Issue (i): Whether the assessment notice and consequential order were without jurisdiction or lacked legal basis because the respondent was registered during the relevant period and the notice did not specify the goods or transaction.
Analysis: The notice proceeded on a bald allegation that goods had been supplied, without identifying the particular goods or the sale transaction. The order under challenge was therefore treated as lacking a proper legal foundation for the demand. The Court also noted that strict construction applies in taxing statutes and that tax cannot be imposed by implication beyond the statutory levy.
Conclusion: The challenge to the notice and assessment failed, and the finding that the demand lacked legal basis was upheld against the Revenue.
Issue (ii): Whether the charges collected for supplying and installing goods in connection with internet and cable services were taxable under the KVAT Act as a deemed transfer of the right to use goods.

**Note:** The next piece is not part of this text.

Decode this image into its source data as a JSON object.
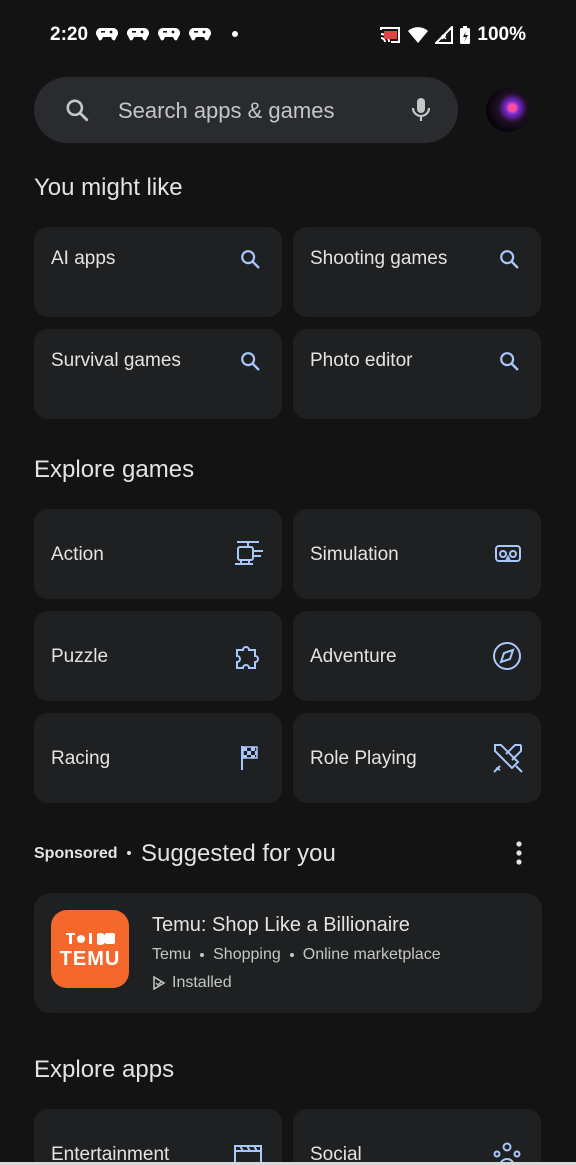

Analysis: The Court accepted the view that electromagnetic waves are not goods and that, on the facts, the transaction between the service provider and the customer did not involve the sale of any tangible goods. It further held that the nature of the arrangement did not establish a taxable transfer of goods merely because installation or service charges were collected, and that the contract had to disclose an implied transfer before a deemed sale could be inferred.
Conclusion: The charges were not taxable under the KVAT Act.
Final Conclusion: The Revenue failed to dislodge the Tribunal's view, and the assessee succeeded on both questions of law.
Ratio Decidendi: In taxing statutes, liability must be clearly brought within the statutory charge, and a deemed sale or transfer of the right to use goods cannot be inferred in the absence of identifiable goods, a clear transfer, and a legally sustainable demand.